1000 Oceans
So here's something odd. I don't really cry much anymore. I used to cry all the time, at the drop of the hat. I was that person who cried at the cheesy Hallmark commercials. And god the sadness. I was miserable all the freakin' time. My ex and I used to fight a lot, and he could send me into the longest crying jags. It's good that I don't do that anymore, don't get me wrong, but there also seems to be something else missing.
There's a degree of passion that just isn't there in my life. Sure, I don't get miserable about things, but I also don't seem to get thrilled either. Yes, I love Jack and Joe, and they both make me incredibly happy, but outside of them there just isn't that much that interests me in my life. A lot of times I can't even think of anything to write about here. I'll have periods where I can write about fairly interesting things every day, then there are times like the past couple of weeks where I just can't seem to get anything out.
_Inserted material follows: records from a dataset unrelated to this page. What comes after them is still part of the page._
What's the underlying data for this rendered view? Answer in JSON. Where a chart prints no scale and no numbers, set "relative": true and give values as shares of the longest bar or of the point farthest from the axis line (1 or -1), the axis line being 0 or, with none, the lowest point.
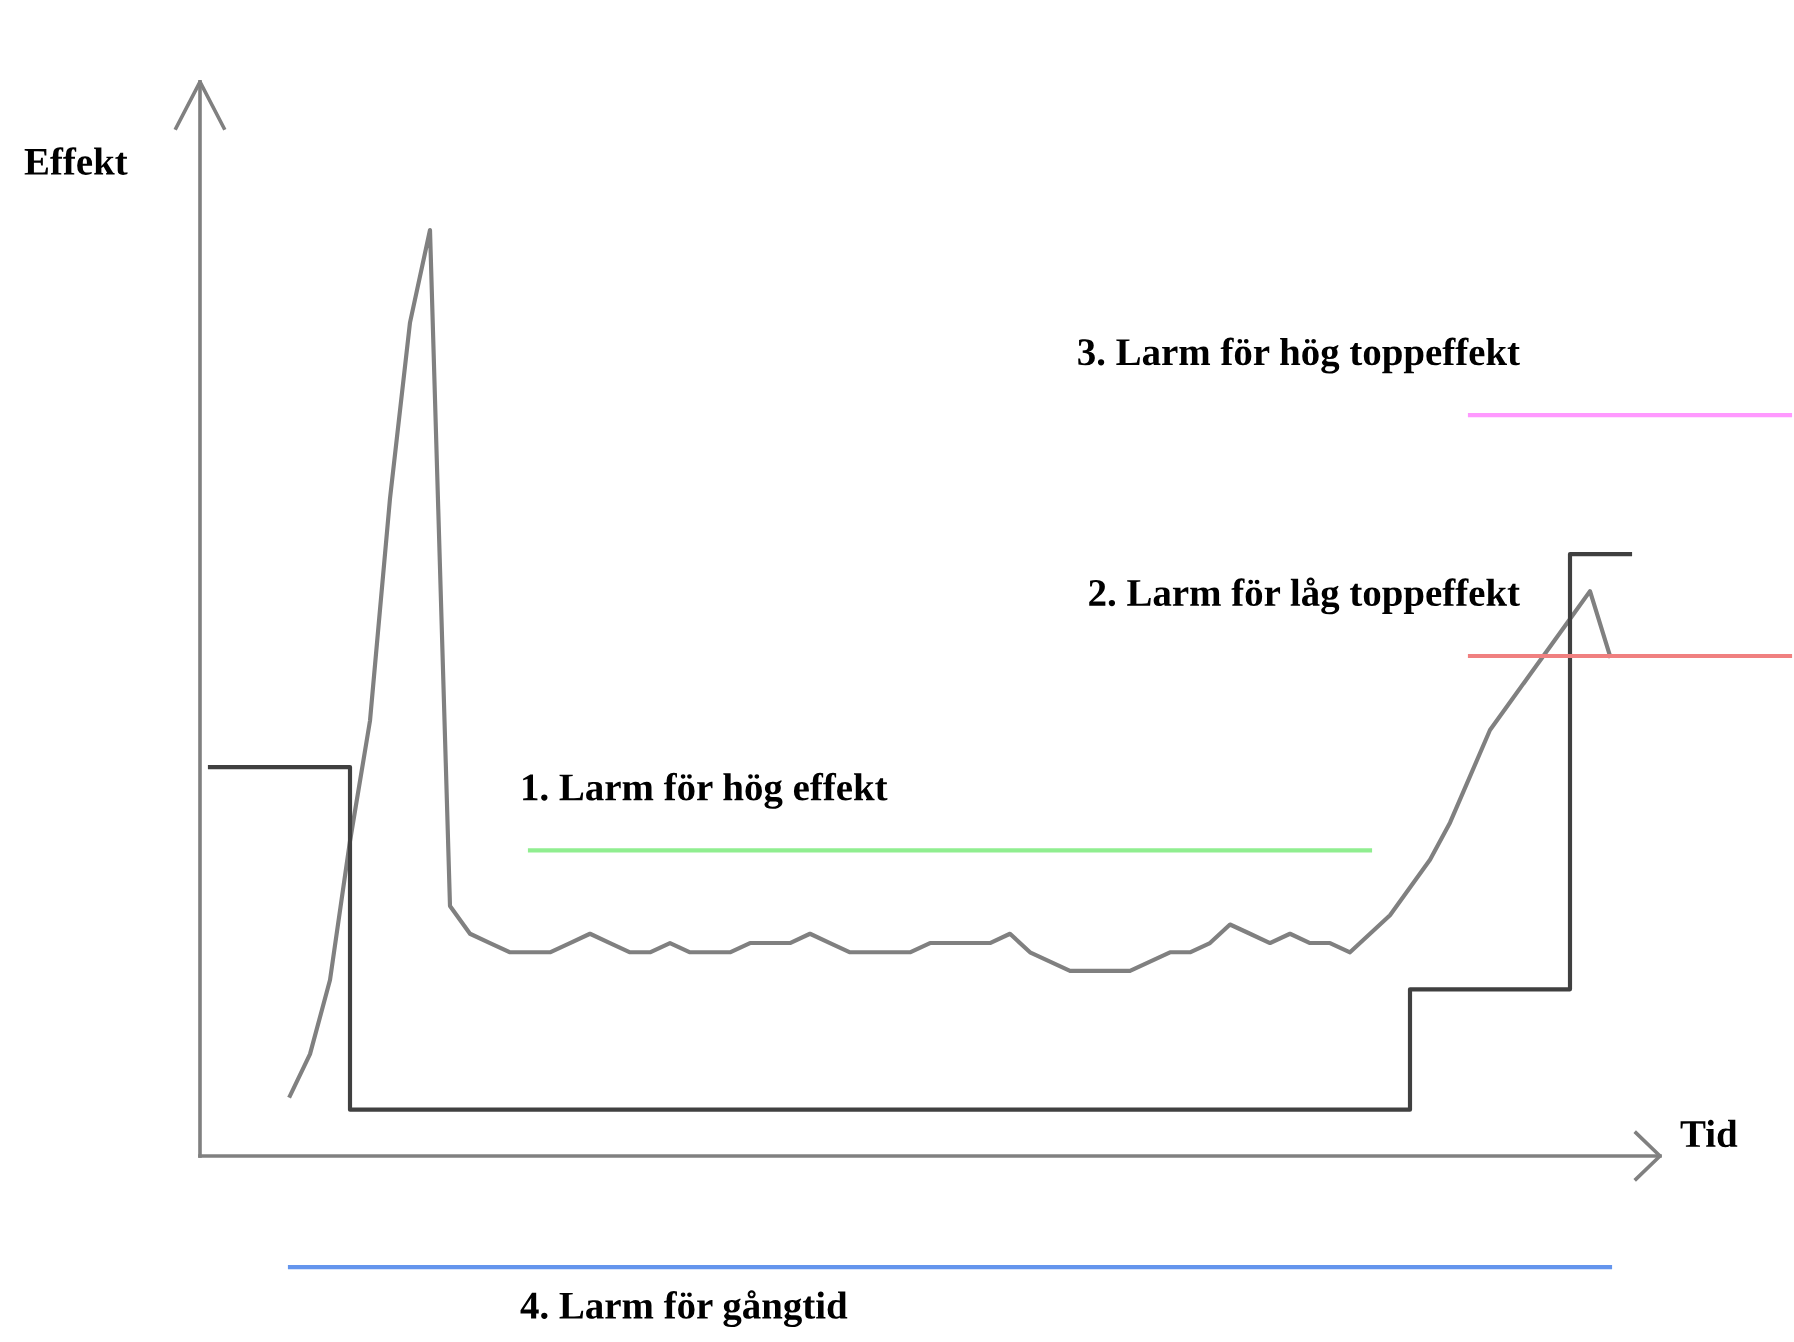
{
  "chart_data": {
    "type": "line",
    "relative": true,
    "xlabel": "Tid",
    "ylabel": "Effekt",
    "categories": [
      null,
      null,
      null,
      null,
      null,
      null,
      null,
      null,
      null,
      null,
      null,
      null,
      null,
      null,
      null,
      null,
      null,
      null,
      null,
      null,
      null,
      null,
      null,
      null,
      null,
      null,
      null,
      null,
      null,
      null,
      null,
      null,
      null,
      null,
      null,
      null,
      null,
      null,
      null,
      null,
      null,
      null,
      null,
      null,
      null,
      null,
      null,
      null,
      null,
      null,
      null,
      null,
      null,
      null,
      null,
      null,
      null,
      null,
      null,
      null,
      null,
      null,
      null,
      null,
      null,
      null,
      null,
      null,
      null,
      null,
      null,
      null,
      null,
      null,
      null,
      null,
      null,
      null,
      null,
      null
    ],
    "series": [
      {
        "color": "#808080",
        "values": [
          null,
          null,
          null,
          null,
          0.065,
          0.11,
          0.19,
          0.34,
          0.47,
          0.71,
          0.9,
          1.0,
          0.27,
          0.24,
          0.23,
          0.22,
          0.22,
          0.22,
          0.23,
          0.24,
          0.23,
          0.22,
          0.22,
          0.23,
          0.22,
          0.22,
          0.22,
          0.23,
          0.23,
          0.23,
          0.24,
          0.23,
          0.22,
          0.22,
          0.22,
          0.22,
          0.23,
          0.23,
          0.23,
          0.23,
          0.24,
          0.22,
          0.21,
          0.2,
          0.2,
          0.2,
          0.2,
          0.21,
          0.22,
          0.22,
          0.23,
          0.25,
          0.24,
          0.23,
          0.24,
          0.23,
          0.23,
          0.22,
          0.24,
          0.26,
          0.29,
          0.32,
          0.36,
          0.41,
          0.46,
          0.49,
          0.52,
          0.55,
          0.58,
          0.61,
          0.54,
          null,
          null,
          null,
          null,
          null,
          null,
          null,
          null,
          null
        ]
      },
      {
        "type": "step",
        "color": "#404040",
        "values": [
          0.42,
          0.42,
          0.42,
          0.42,
          0.42,
          0.42,
          0.42,
          0.42,
          0.05,
          0.05,
          0.05,
          0.05,
          0.05,
          0.05,
          0.05,
          0.05,
          0.05,
          0.05,
          0.05,
          0.05,
          0.05,
          0.05,
          0.05,
          0.05,
          0.05,
          0.05,
          0.05,
          0.05,
          0.05,
          0.05,
          0.05,
          0.05,
          0.05,
          0.05,
          0.05,
          0.05,
          0.05,
          0.05,
          0.05,
          0.05,
          0.05,
          0.05,
          0.05,
          0.05,
          0.05,
          0.05,
          0.05,
          0.05,
          0.05,
          0.05,
          0.05,
          0.05,
          0.05,
          0.05,
          0.05,
          0.05,
          0.05,
          0.05,
          0.05,
          0.05,
          0.05,
          0.18,
          0.18,
          0.18,
          0.18,
          0.18,
          0.18,
          0.18,
          0.18,
          0.65,
          0.65,
          0.65,
          null,
          null,
          null,
          null,
          null,
          null,
          null,
          null
        ]
      },
      {
        "name": "1. Larm för hög effekt",
        "color": "#90ee90",
        "values": [
          null,
          null,
          null,
          null,
          null,
          null,
          null,
          null,
          null,
          null,
          null,
          null,
          null,
          null,
          null,
          null,
          0.33,
          0.33,
          0.33,
          0.33,
          0.33,
          0.33,
          0.33,
          0.33,
          0.33,
          0.33,
          0.33,
          0.33,
          0.33,
          0.33,
          0.33,
          0.33,
          0.33,
          0.33,
          0.33,
          0.33,
          0.33,
          0.33,
          0.33,
          0.33,
          0.33,
          0.33,
          0.33,
          0.33,
          0.33,
          0.33,
          0.33,
          0.33,
          0.33,
          0.33,
          0.33,
          0.33,
          0.33,
          0.33,
          0.33,
          0.33,
          0.33,
          0.33,
          0.33,
          null,
          null,
          null,
          null,
          null,
          null,
          null,
          null,
          null,
          null,
          null,
          null,
          null,
          null,
          null,
          null,
          null,
          null,
          null,
          null,
          null
        ]
      },
      {
        "name": "2. Larm för låg toppeffekt",
        "color": "#f08080",
        "values": [
          null,
          null,
          null,
          null,
          null,
          null,
          null,
          null,
          null,
          null,
          null,
          null,
          null,
          null,
          null,
          null,
          null,
          null,
          null,
          null,
          null,
          null,
          null,
          null,
          null,
          null,
          null,
          null,
          null,
          null,
          null,
          null,
          null,
          null,
          null,
          null,
          null,
          null,
          null,
          null,
          null,
          null,
          null,
          null,
          null,
          null,
          null,
          null,
          null,
          null,
          null,
          null,
          null,
          null,
          null,
          null,
          null,
          null,
          null,
          null,
          null,
          null,
          null,
          0.54,
          0.54,
          0.54,
          0.54,
          0.54,
          0.54,
          0.54,
          0.54,
          0.54,
          0.54,
          0.54,
          0.54,
          0.54,
          0.54,
          0.54,
          0.54,
          0.54
        ]
      },
      {
        "name": "3. Larm för hög toppeffekt",
        "color": "#ff99ff",
        "values": [
          null,
          null,
          null,
          null,
          null,
          null,
          null,
          null,
          null,
          null,
          null,
          null,
          null,
          null,
          null,
          null,
          null,
          null,
          null,
          null,
          null,
          null,
          null,
          null,
          null,
          null,
          null,
          null,
          null,
          null,
          null,
          null,
          null,
          null,
          null,
          null,
          null,
          null,
          null,
          null,
          null,
          null,
          null,
          null,
          null,
          null,
          null,
          null,
          null,
          null,
          null,
          null,
          null,
          null,
          null,
          null,
          null,
          null,
          null,
          null,
          null,
          null,
          null,
          0.8,
          0.8,
          0.8,
          0.8,
          0.8,
          0.8,
          0.8,
          0.8,
          0.8,
          0.8,
          0.8,
          0.8,
          0.8,
          0.8,
          0.8,
          0.8,
          0.8
        ]
      },
      {
        "name": "4. Larm för gångtid",
        "color": "#6495ed",
        "values": [
          null,
          null,
          null,
          null,
          -0.12,
          -0.12,
          -0.12,
          -0.12,
          -0.12,
          -0.12,
          -0.12,
          -0.12,
          -0.12,
          -0.12,
          -0.12,
          -0.12,
          -0.12,
          -0.12,
          -0.12,
          -0.12,
          -0.12,
          -0.12,
          -0.12,
          -0.12,
          -0.12,
          -0.12,
          -0.12,
          -0.12,
          -0.12,
          -0.12,
          -0.12,
          -0.12,
          -0.12,
          -0.12,
          -0.12,
          -0.12,
          -0.12,
          -0.12,
          -0.12,
          -0.12,
          -0.12,
          -0.12,
          -0.12,
          -0.12,
          -0.12,
          -0.12,
          -0.12,
          -0.12,
          -0.12,
          -0.12,
          -0.12,
          -0.12,
          -0.12,
          -0.12,
          -0.12,
          -0.12,
          -0.12,
          -0.12,
          -0.12,
          -0.12,
          -0.12,
          -0.12,
          -0.12,
          -0.12,
          -0.12,
          -0.12,
          -0.12,
          -0.12,
          -0.12,
          -0.12,
          -0.12,
          null,
          null,
          null,
          null,
          null,
          null,
          null,
          null,
          null
        ]
      }
    ]
  }
}
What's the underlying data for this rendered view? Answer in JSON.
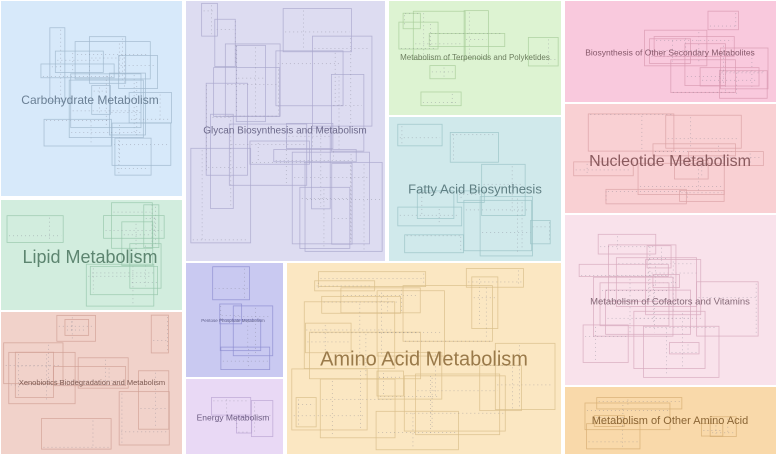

It seems a bit like depression, except I'm not sad. I know sad, and this isn't it. I'm sleeping, I'm eating, I'm leaving the house, I just don't have that spark. It could be the meds, but if it is it's highly likely that if I weren't on them I'd be suicidally depressed. I know a lot of people who gripe about how meds kill their personality, and I've experienced that. I just also know without a doubt I'd be dead if I didn't take them. So I deal with those dull times when they come along.
I'm sure I'll hear from some of the psych Nazis who think that medication is wrong, and I should learn how to tough it out a live without it, and I suppose they are entitled to their opinions the way that everyone is entitled to an opinion. They just also happen to be assholes and drive me nuts. If you haven't lived my life and been through the experiences I've been through you can't tell me what choices are right for me.
Of course, this is all more likely attributed to the fact that I'm about to start my period.